Abstract BACKGROUND: The genetic condition β-thalassemia causes a deficit in the β-globin chain. Goblins are produced under the supervision of at least nine different genes. Thalassemia can be distinguished from other disorders by changes in these genes, which can lead to issues with hemoglobin synthesis. A typical side effect of thalassemia syndromes is iron overload, which raises the risk of mortality and can cause organ damage. Blood ferritin levels as well as total iron of body reserves have a positive correlation when there is no inflammation. OBJECTIVE: The purpose of this study was to assess the ferritin level of an Iraqi patient and the relationship between β-thalassemia and gene expression of β-globin. MATERIALS AND METHODS: A case–control study included 60 samples with mean age (17.76 ± 0.88; 28 males and 32 females) which had been collected from patients who were diagnosed with β-thalassemia and 60 samples with mean age (22.7 ± 0.75; 29 males, 31 females) which were collected from apparently healthy individuals as a control group (CG).
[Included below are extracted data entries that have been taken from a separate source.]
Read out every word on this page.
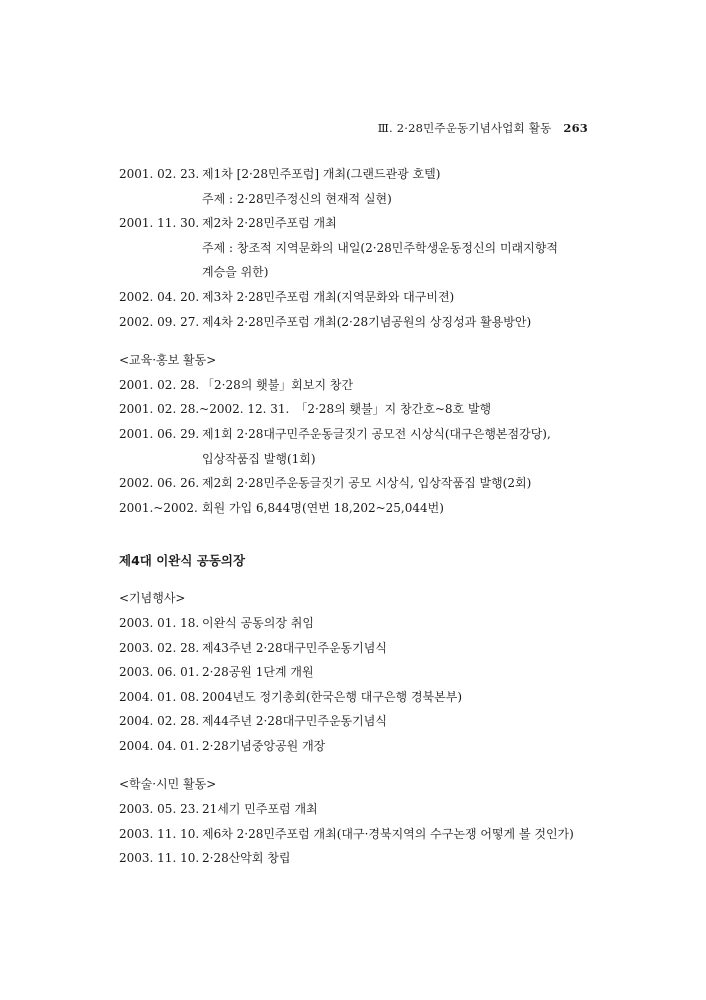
Ⅲ. 2·28민주운동기념사업회 활동 263
2001. 02. 23. 제1차 [2·28민주포럼] 개최(그랜드관광 호텔)
주제 : 2·28민주정신의 현재적 실현)
2001. 11. 30. 제2차 2·28민주포럼 개최
주제 : 창조적 지역문화의 내일(2·28민주학생운동정신의 미래지향적
계승을 위한)
2002. 04. 20. 제3차 2·28민주포럼 개최(지역문화와 대구비젼)
2002. 09. 27. 제4차 2·28민주포럼 개최(2·28기념공원의 상징성과 활용방안)
<교육·홍보 활동>
2001. 02. 28. 「2·28의 횃불」회보지 창간
2001. 02. 28.~2002. 12. 31. 「2·28의 횃불」지 창간호~8호 발행
2001. 06. 29. 제1회 2·28대구민주운동글짓기 공모전 시상식(대구은행본점강당),
입상작품집 발행(1회)
2002. 06. 26. 제2회 2·28민주운동글짓기 공모 시상식, 입상작품집 발행(2회)
2001.~2002. 회원 가입 6,844명(연번 18,202~25,044번)
제4대 이완식 공동의장
<기념행사>
2003. 01. 18. 이완식 공동의장 취임
2003. 02. 28. 제43주년 2·28대구민주운동기념식
2003. 06. 01. 2·28공원 1단계 개원
2004. 01. 08. 2004년도 정기총회(한국은행 대구은행 경북본부)
2004. 02. 28. 제44주년 2·28대구민주운동기념식
2004. 04. 01. 2·28기념중앙공원 개장
<학술·시민 활동>
2003. 05. 23. 21세기 민주포럼 개최
2003. 11. 10. 제6차 2·28민주포럼 개최(대구·경북지역의 수구논쟁 어떻게 볼 것인가)
2003. 11. 10. 2·28산악회 창립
The procedure’s outcome is monitored using polymerase chain reaction and the Fluorecare instrument. RESULTS: Ferritin levels in thalassemia patients were higher than in CG patients. The β-globin expression in the thalassemia group was significantly lower than in the CG. The discovery of two essential sequences thymine-adenine-thymine-adenine and cytosine-adenine-thymine-adenine in the β-gene promoter that are crucial in the start of transcription can account for this downregulation. Changes made to these sequences decreased the affinity of transcription factors, which in turn restricted the transcription of the messenger ribonucleic acid. Examples of these transcription factors are erythroid Kruppel-like factor and specificity protein 1. CONCLUSION: Ferritin can be a useful indicator of severe iron overload. The results showed that the level of expression of β-globin was dramatically downregulated within the thalassemia group as compared with the CG future prospective of this study.